Unless you’ve been living under a Gill & Hooper shaped rock, you’ll know that we are passionate about building positive working cultures in the teams in which we work. For us, culture is at the core of what separates a high-performing team from an average one, and – as if we need to point it out – we’re not so big on average-performing teams.
Setting a team culture starts right at the, well, start. Getting it right means hiring the right people, establishing clarity and alignment around the team’s purpose and objectives, setting a positive tone around behaviours and attitudes that are expected, as well as, ultimately, being so protective of the team culture that there’s no place for any individual who doesn’t buy in to it.
Here are our four top recommendations for the things you need to consider when building your team culture.
1. Recruit for culture, not experience
We’ve mentioned this before when we’ve spoken about the recruitment process, but it bears repeating here: experience in real estate and property management can be built, but an attitude that’s fundamentally at odds with your organisation’s values can rarely be turned around.
A key tool in your arsenal is here is establishing, and holding dearly, your organisation’s culture playbook. A critical tool in employee engagement, the culture playbook outlines expectations around behaviours and values, and serves as a benchmark and a framework under which employees can be held accountable for the way they approach their work.
With a playbook in place and actively informing employees’ understanding of what’s expected of them, the alignment of the team – another component of a high-performing and award-winning teams – becomes self-generating. That is, your culture is so embedded in your day-to-day operations that new employees are, by their nature, onboard with the team’s values and behaviours right from the outset.
2. Set up a (goal) driven team
How often do you talk to your team about what they want to achieve, and how regularly do you turn those conversations into specific, measurable, achievable, realistic and time-bound (SMART) goals? We’re not just talking about business goals (although we do mean them – and remember that incentivising team members according to what drives them is a critical employee engagement activity) but how else can your team work together to achieve positive outcomes?
This one might require some thinking outside of the box, but an activity we’ve found to be incredibly powerful in this space is to encourage teams to give back to the community in the form of service and volunteering. You don’t need us to tell you about how transformative the act of giving can be for individuals, and it’s equally so in the team context. Here at Gill & Hooper, we actively encourage teams to decide on, commit to and deliver on monthly volunteering assignments that positively impact our local community.
How often do you talk to your team about what they want to achieve, and how regularly do you turn those conversations into specific, measurable, achievable, realistic and time-bound (SMART) goals?
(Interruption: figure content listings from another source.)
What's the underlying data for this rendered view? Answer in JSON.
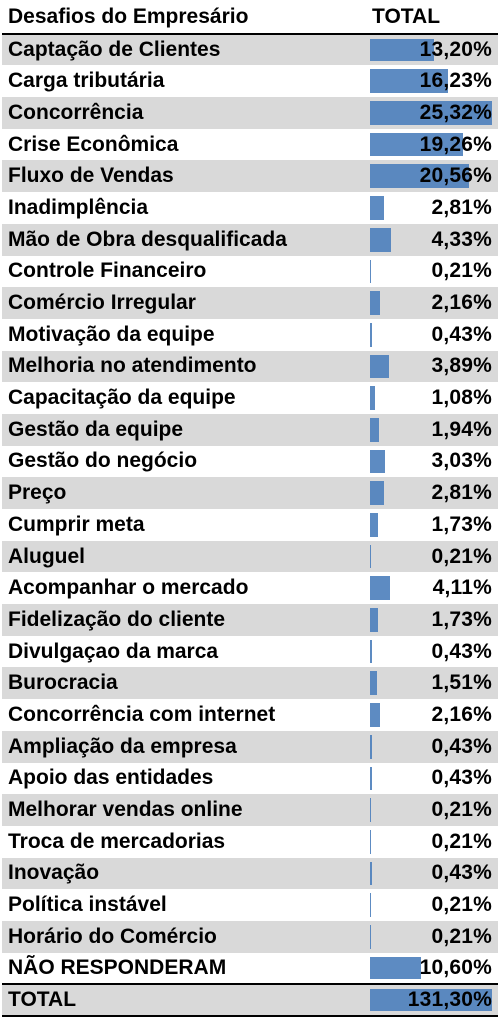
{
  "header": {
    "col1": "Desafios do Empresário",
    "col2": "TOTAL"
  },
  "colors": {
    "bar": "#4f81bd",
    "shade": "#d9d9d9"
  },
  "chart_data": {
    "type": "table",
    "columns": [
      "Desafios do Empresário",
      "TOTAL"
    ],
    "bar_scale_max": 25.32,
    "rows": [
      {
        "label": "Captação de Clientes",
        "value": 13.2,
        "display": "13,20%",
        "shaded": true
      },
      {
        "label": "Carga tributária",
        "value": 16.23,
        "display": "16,23%",
        "shaded": false
      },
      {
        "label": "Concorrência",
        "value": 25.32,
        "display": "25,32%",
        "shaded": true
      },
      {
        "label": "Crise Econômica",
        "value": 19.26,
        "display": "19,26%",
        "shaded": false
      },
      {
        "label": "Fluxo de Vendas",
        "value": 20.56,
        "display": "20,56%",
        "shaded": true
      },
      {
        "label": "Inadimplência",
        "value": 2.81,
        "display": "2,81%",
        "shaded": false
      },
      {
        "label": "Mão de Obra desqualificada",
        "value": 4.33,
        "display": "4,33%",
        "shaded": true
      },
      {
        "label": "Controle Financeiro",
        "value": 0.21,
        "display": "0,21%",
        "shaded": false
      },
      {
        "label": "Comércio Irregular",
        "value": 2.16,
        "display": "2,16%",
        "shaded": true
      },
      {
        "label": "Motivação da equipe",
        "value": 0.43,
        "display": "0,43%",
        "shaded": false
      },
      {
        "label": "Melhoria no atendimento",
        "value": 3.89,
        "display": "3,89%",
        "shaded": true
      },
      {
        "label": "Capacitação da equipe",
        "value": 1.08,
        "display": "1,08%",
        "shaded": false
      },
      {
        "label": "Gestão da equipe",
        "value": 1.94,
        "display": "1,94%",
        "shaded": true
      },
      {
        "label": "Gestão do negócio",
        "value": 3.03,
        "display": "3,03%",
        "shaded": false
      },
      {
        "label": "Preço",
        "value": 2.81,
        "display": "2,81%",
        "shaded": true
      },
      {
        "label": "Cumprir meta",
        "value": 1.73,
        "display": "1,73%",
        "shaded": false
      },
      {
        "label": "Aluguel",
        "value": 0.21,
        "display": "0,21%",
        "shaded": true
      },
      {
        "label": "Acompanhar o mercado",
        "value": 4.11,
        "display": "4,11%",
        "shaded": false
      },
      {
        "label": "Fidelização do cliente",
        "value": 1.73,
        "display": "1,73%",
        "shaded": true
      },
      {
        "label": "Divulgaçao da marca",
        "value": 0.43,
        "display": "0,43%",
        "shaded": false
      },
      {
        "label": "Burocracia",
        "value": 1.51,
        "display": "1,51%",
        "shaded": true
      },
      {
        "label": "Concorrência com internet",
        "value": 2.16,
        "display": "2,16%",
        "shaded": false
      },
      {
        "label": "Ampliação da empresa",
        "value": 0.43,
        "display": "0,43%",
        "shaded": true
      },
      {
        "label": "Apoio das entidades",
        "value": 0.43,
        "display": "0,43%",
        "shaded": false
      },
      {
        "label": "Melhorar vendas online",
        "value": 0.21,
        "display": "0,21%",
        "shaded": true
      },
      {
        "label": "Troca de mercadorias",
        "value": 0.21,
        "display": "0,21%",
        "shaded": false
      },
      {
        "label": "Inovação",
        "value": 0.43,
        "display": "0,43%",
        "shaded": true
      },
      {
        "label": "Política instável",
        "value": 0.21,
        "display": "0,21%",
        "shaded": false
      },
      {
        "label": "Horário do Comércio",
        "value": 0.21,
        "display": "0,21%",
        "shaded": true
      },
      {
        "label": "NÃO RESPONDERAM",
        "value": 10.6,
        "display": "10,60%",
        "shaded": false
      },
      {
        "label": "TOTAL",
        "value": 131.3,
        "display": "131,30%",
        "shaded": true,
        "total": true
      }
    ]
  }
}
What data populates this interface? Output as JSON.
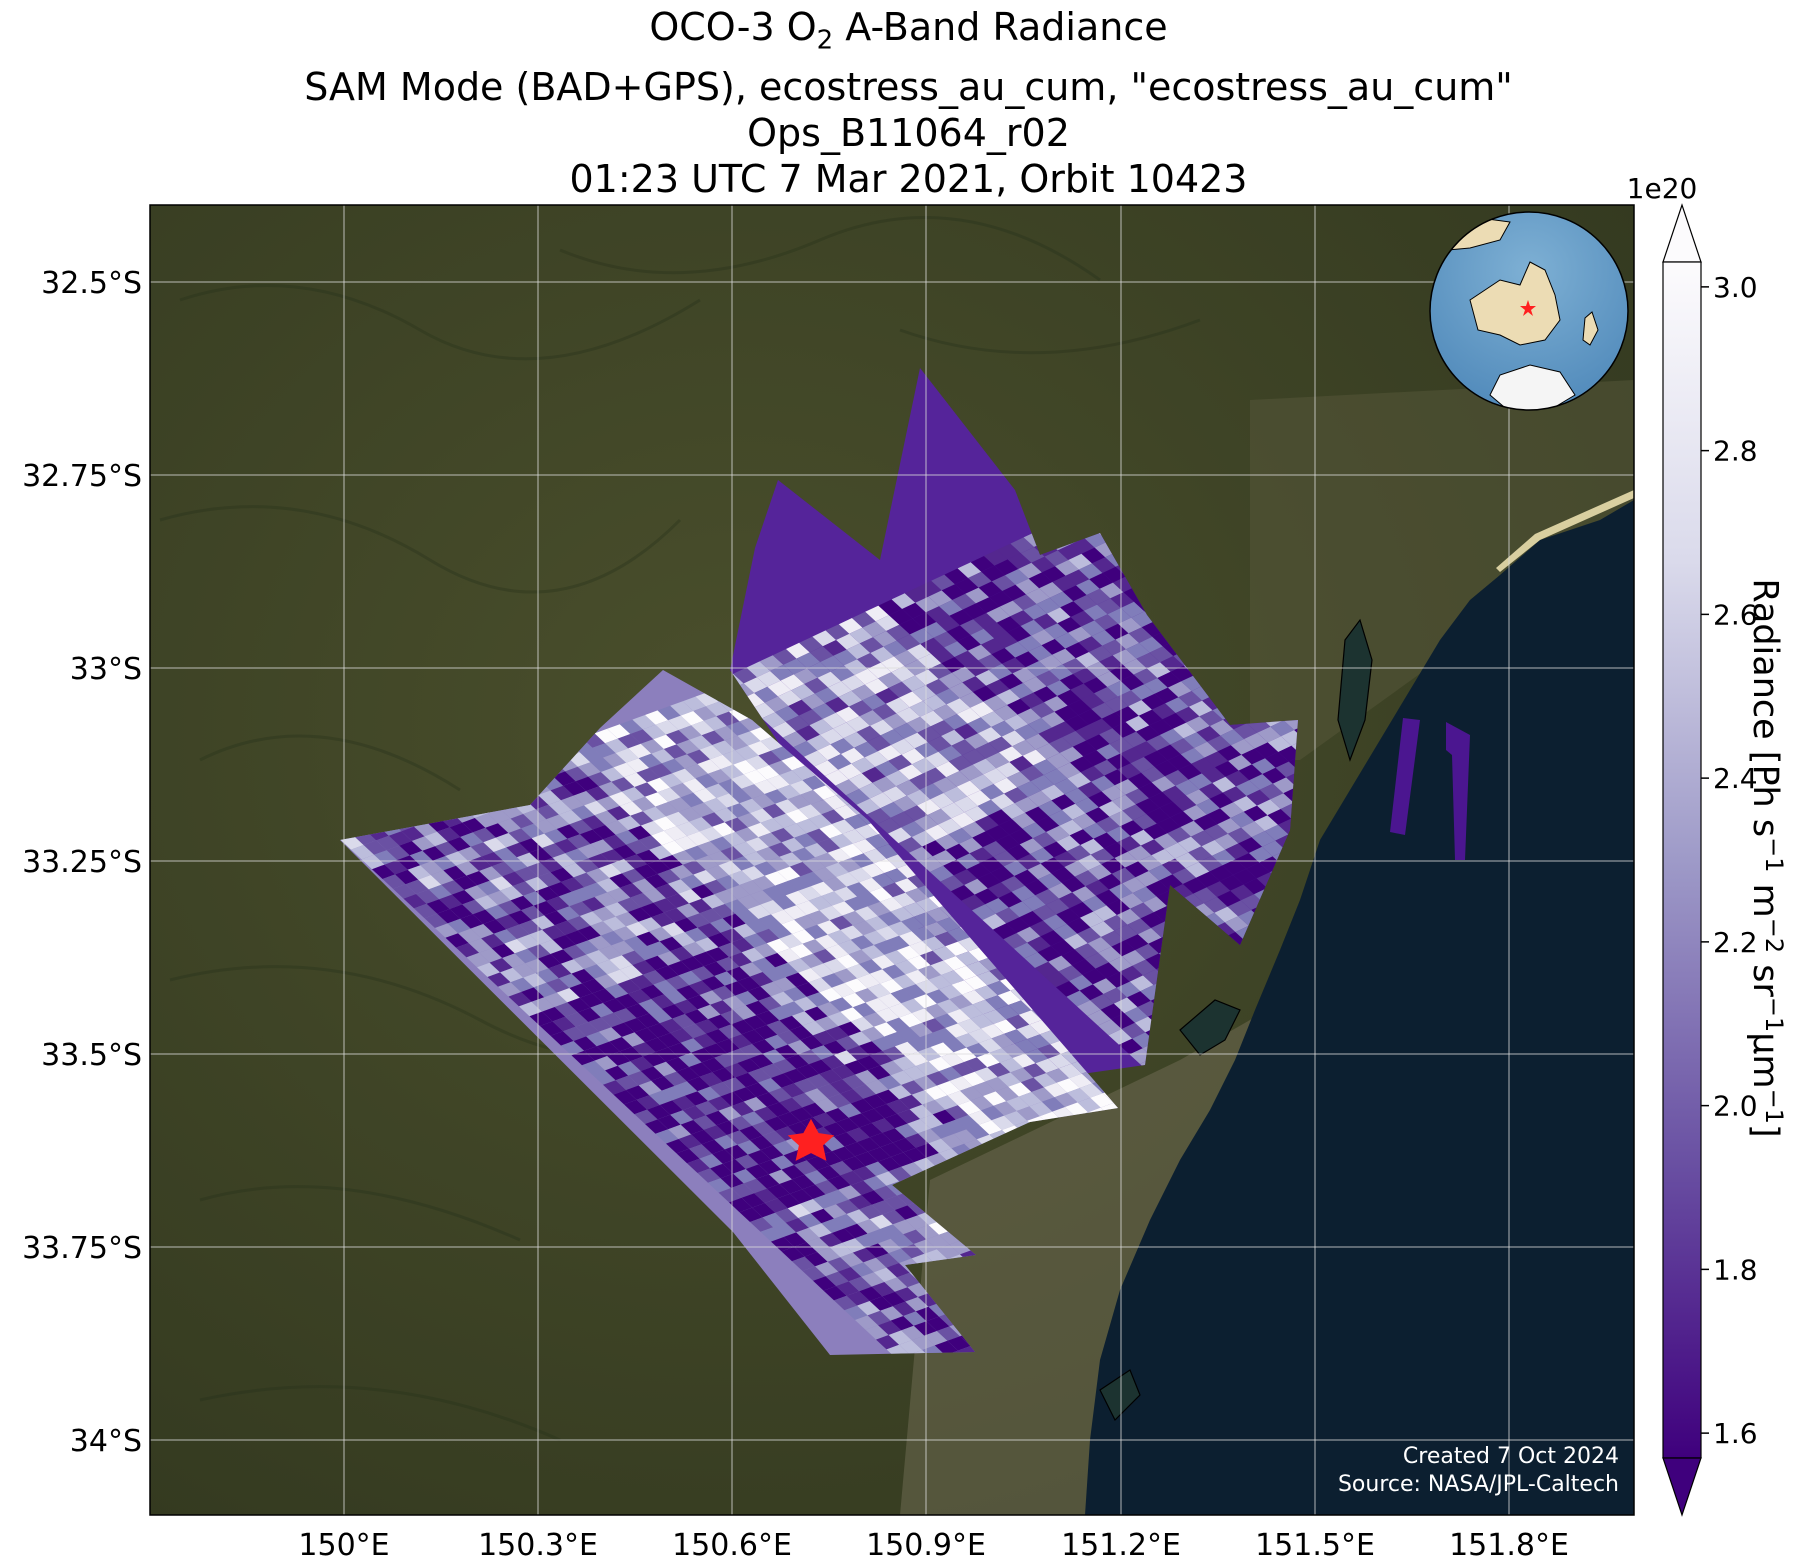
{
  "title": {
    "line1_prefix": "OCO-3 O",
    "line1_sub": "2",
    "line1_suffix": " A-Band Radiance",
    "line2": "SAM Mode (BAD+GPS), ecostress_au_cum, \"ecostress_au_cum\"",
    "line3": "Ops_B11064_r02",
    "line4": "01:23 UTC 7 Mar 2021, Orbit 10423"
  },
  "map": {
    "lon_ticks": [
      "150°E",
      "150.3°E",
      "150.6°E",
      "150.9°E",
      "151.2°E",
      "151.5°E",
      "151.8°E"
    ],
    "lat_ticks": [
      "32.5°S",
      "32.75°S",
      "33°S",
      "33.25°S",
      "33.5°S",
      "33.75°S",
      "34°S"
    ],
    "target_marker": {
      "lon": 150.72,
      "lat": -33.62,
      "color": "#ff2020"
    },
    "credits": [
      "Created 7 Oct 2024",
      "Source: NASA/JPL-Caltech"
    ],
    "inset": "globe-locator"
  },
  "colorbar": {
    "offset_label": "1e20",
    "ticks": [
      "3.0",
      "2.8",
      "2.6",
      "2.4",
      "2.2",
      "2.0",
      "1.8",
      "1.6"
    ],
    "range": [
      1.5,
      3.1
    ],
    "extend": "both",
    "colormap": "Purples_r",
    "label_text": "Radiance [Ph s",
    "label_sup1": "−1",
    "label_m": " m",
    "label_sup2": "−2",
    "label_sr": " sr",
    "label_sup3": "−1",
    "label_um": "μm",
    "label_sup4": "−1",
    "label_end": "]"
  },
  "colors": {
    "land": "#3e4427",
    "ocean": "#0c1f30",
    "swath_dark": "#45097f",
    "swath_light": "#fcfbfd",
    "grid": "#dcdcdc"
  }
}
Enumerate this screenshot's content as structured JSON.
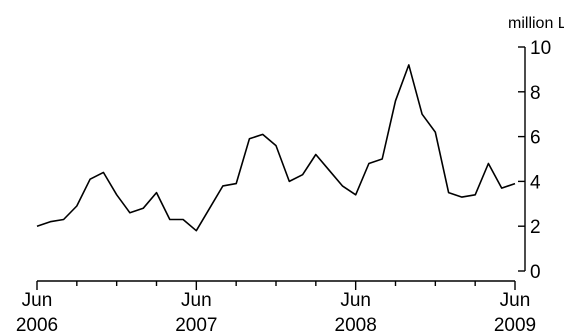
{
  "chart_data": {
    "type": "line",
    "title": "",
    "xlabel": "",
    "ylabel": "million L",
    "ylim": [
      0,
      10
    ],
    "yticks": [
      0,
      2,
      4,
      6,
      8,
      10
    ],
    "y_axis_side": "right",
    "grid": false,
    "x_tick_labels": [
      {
        "month": "Jun",
        "year": "2006"
      },
      {
        "month": "Jun",
        "year": "2007"
      },
      {
        "month": "Jun",
        "year": "2008"
      },
      {
        "month": "Jun",
        "year": "2009"
      }
    ],
    "series": [
      {
        "color": "#000000",
        "x": [
          "2006-06",
          "2006-07",
          "2006-08",
          "2006-09",
          "2006-10",
          "2006-11",
          "2006-12",
          "2007-01",
          "2007-02",
          "2007-03",
          "2007-04",
          "2007-05",
          "2007-06",
          "2007-07",
          "2007-08",
          "2007-09",
          "2007-10",
          "2007-11",
          "2007-12",
          "2008-01",
          "2008-02",
          "2008-03",
          "2008-04",
          "2008-05",
          "2008-06",
          "2008-07",
          "2008-08",
          "2008-09",
          "2008-10",
          "2008-11",
          "2008-12",
          "2009-01",
          "2009-02",
          "2009-03",
          "2009-04",
          "2009-05",
          "2009-06"
        ],
        "values": [
          2.0,
          2.2,
          2.3,
          2.9,
          4.1,
          4.4,
          3.4,
          2.6,
          2.8,
          3.5,
          2.3,
          2.3,
          1.8,
          2.8,
          3.8,
          3.9,
          5.9,
          6.1,
          5.6,
          4.0,
          4.3,
          5.2,
          4.5,
          3.8,
          3.4,
          4.8,
          5.0,
          7.6,
          9.2,
          7.0,
          6.2,
          3.5,
          3.3,
          3.4,
          4.8,
          3.7,
          3.9
        ]
      }
    ]
  }
}
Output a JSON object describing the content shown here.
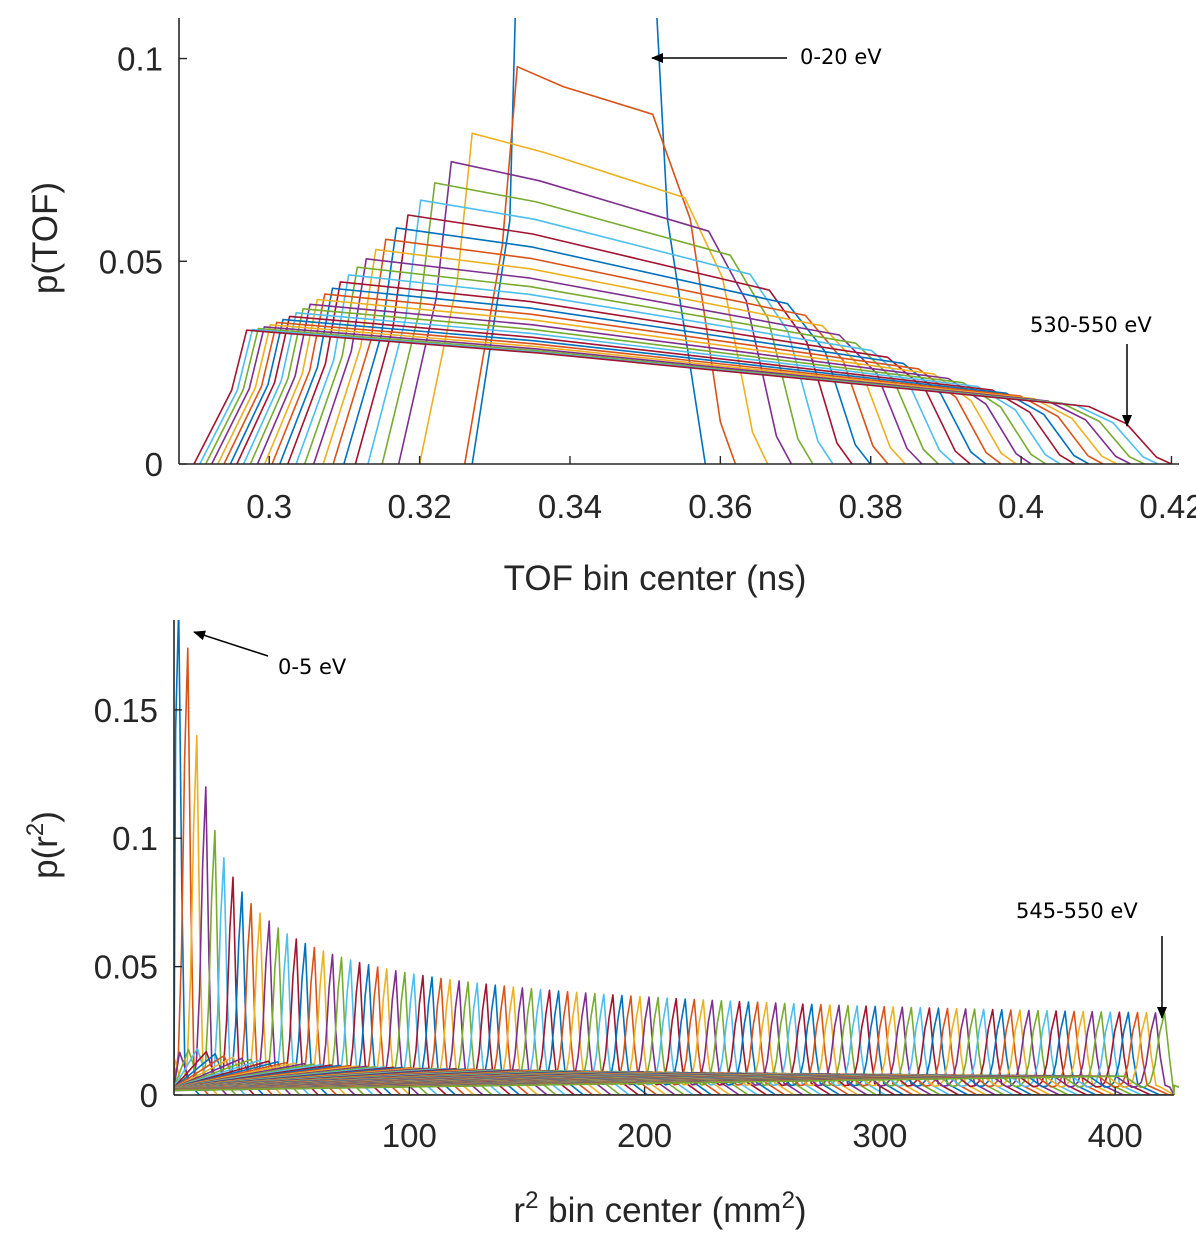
{
  "chart_data": [
    {
      "type": "line",
      "xlabel": "TOF bin center (ns)",
      "ylabel": "p(TOF)",
      "xlim": [
        0.288,
        0.421
      ],
      "ylim": [
        0,
        0.11
      ],
      "xticks": [
        "0.3",
        "0.32",
        "0.34",
        "0.36",
        "0.38",
        "0.4",
        "0.42"
      ],
      "yticks": [
        "0",
        "0.05",
        "0.1"
      ],
      "grid": false,
      "series_count": 28,
      "colors": [
        "#0072BD",
        "#D95319",
        "#EDB120",
        "#7E2F8E",
        "#77AC30",
        "#4DBEEE",
        "#A2142F"
      ],
      "annotations": [
        {
          "text": "0-20 eV",
          "points_to": [
            0.352,
            0.1
          ]
        },
        {
          "text": "530-550 eV",
          "points_to": [
            0.415,
            0.009
          ]
        }
      ],
      "series_envelope": {
        "first": {
          "name": "",
          "rise_start": 0.327,
          "rise_end": 0.332,
          "peak": 0.2,
          "fall_start": 0.35,
          "fall_end": 0.358
        },
        "second": {
          "name": "",
          "x": [
            0.326,
            0.328,
            0.333,
            0.334,
            0.345,
            0.349,
            0.352,
            0.356,
            0.358,
            0.36,
            0.362
          ],
          "y": [
            0,
            0.045,
            0.094,
            0.098,
            0.09,
            0.089,
            0.085,
            0.075,
            0.045,
            0.01,
            0
          ]
        },
        "last": {
          "name": "",
          "x": [
            0.29,
            0.295,
            0.3,
            0.34,
            0.38,
            0.412,
            0.416,
            0.419
          ],
          "y": [
            0,
            0.032,
            0.033,
            0.026,
            0.02,
            0.014,
            0.005,
            0
          ]
        }
      }
    },
    {
      "type": "line",
      "xlabel": "r",
      "xlabel_sup": "2",
      "xlabel_rest": " bin center (mm",
      "xlabel_unit_sup": "2",
      "xlabel_end": ")",
      "ylabel": "p(r",
      "ylabel_sup": "2",
      "ylabel_end": ")",
      "xlim": [
        0,
        425
      ],
      "ylim": [
        0,
        0.185
      ],
      "xticks": [
        "100",
        "200",
        "300",
        "400"
      ],
      "yticks": [
        "0",
        "0.05",
        "0.1",
        "0.15"
      ],
      "grid": false,
      "series_count": 110,
      "annotations": [
        {
          "text": "0-5 eV",
          "points_to": [
            6,
            0.18
          ]
        },
        {
          "text": "545-550 eV",
          "points_to": [
            420,
            0.022
          ]
        }
      ],
      "peak_positions": {
        "first": 2,
        "last": 421
      },
      "peak_heights": {
        "first": 0.19,
        "second": 0.174,
        "third": 0.14,
        "fourth": 0.12,
        "fifth": 0.103,
        "last": 0.022
      }
    }
  ]
}
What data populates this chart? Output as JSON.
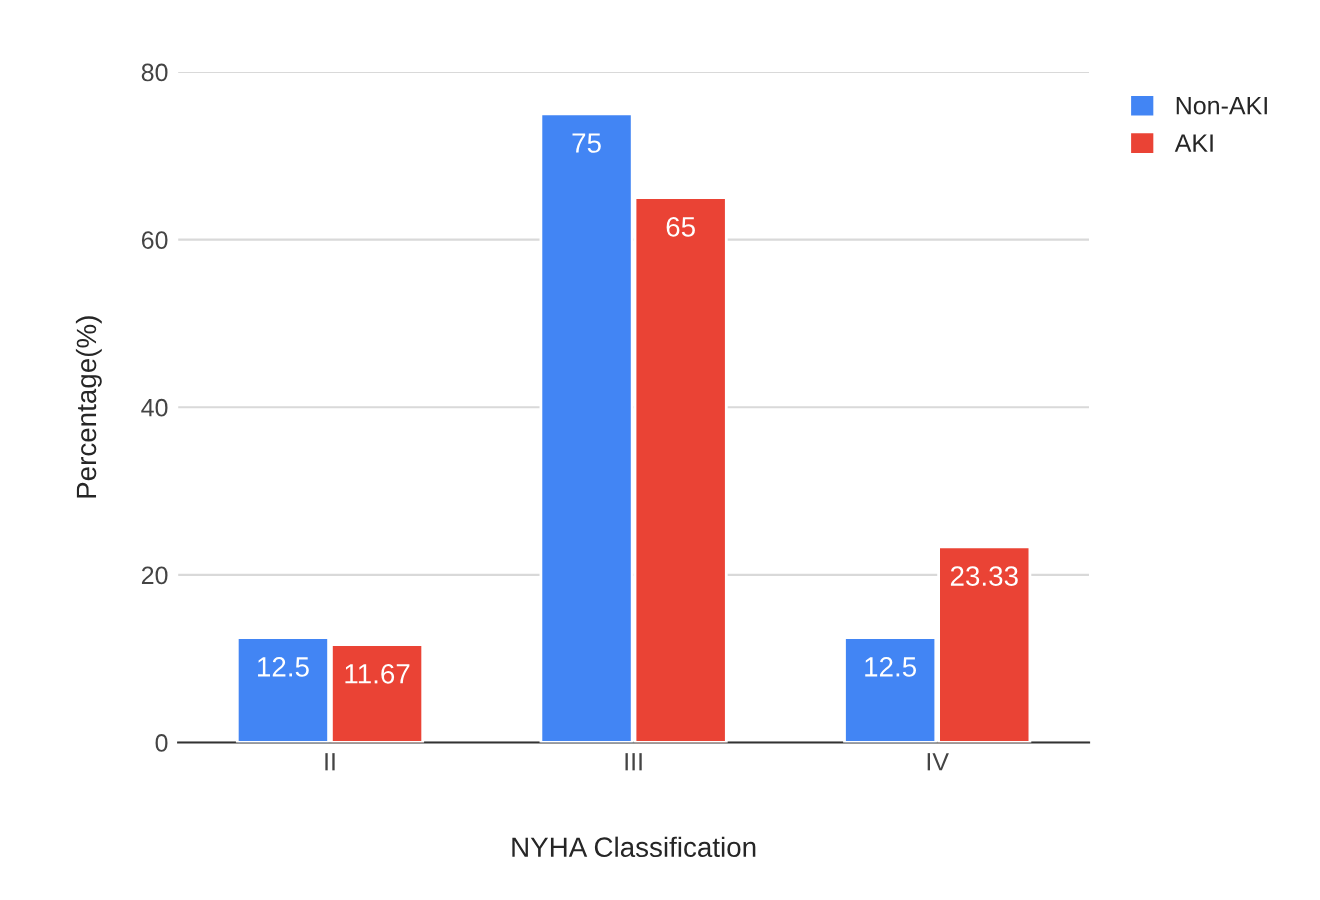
{
  "chart_data": {
    "type": "bar",
    "xlabel": "NYHA Classification",
    "ylabel": "Percentage(%)",
    "categories": [
      "II",
      "III",
      "IV"
    ],
    "series": [
      {
        "name": "Non-AKI",
        "color": "#4285f4",
        "values": [
          12.5,
          75,
          12.5
        ]
      },
      {
        "name": "AKI",
        "color": "#ea4335",
        "values": [
          11.67,
          65,
          23.33
        ]
      }
    ],
    "ylim": [
      0,
      80
    ],
    "yticks": [
      0,
      20,
      40,
      60,
      80
    ],
    "grid": "y",
    "legend": "top right",
    "data_labels": true
  }
}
3. Make challenging norms, the norm
If there’s one thing we’ve learnt about real estate, it’s that change and innovation are guaranteed and so we must constantly adapt and consider new ways of doing things.
Embedding this behaviour – of challenging established practices and norms – in your team culture is central to delivering excellent service now and in the future.
The reality of the context we are operating in is that customers (be it in real estate or in other industries) notice what is exceptionally good and what is exceptionally poor – meaning that when we deliver a service somewhere in between the great and the bad, it doesn’t resonate, it’s not memorable and it won’t help you to create advocates for your organisation. In other words, it is never enough to just be not bad – our culture must drive us to challenge the status quo and, in doing so, deliver exceptional service to our customers. And that, friends, is what a winning team is able to consistently deliver.
4. Slow to hire, quick to fire
We won’t labour this one, actually. But a key tenent of driving a positive culture in your workplace is being willing to move people along who don’t align with the culture of the organisation – and yes, that includes people who may be high-performers. High performance will never ever compensate for the detrimental impact of an individual who doesn’t believe in, or behave in alignment with, the values of your business.
And that’s what we’ve got to say about that.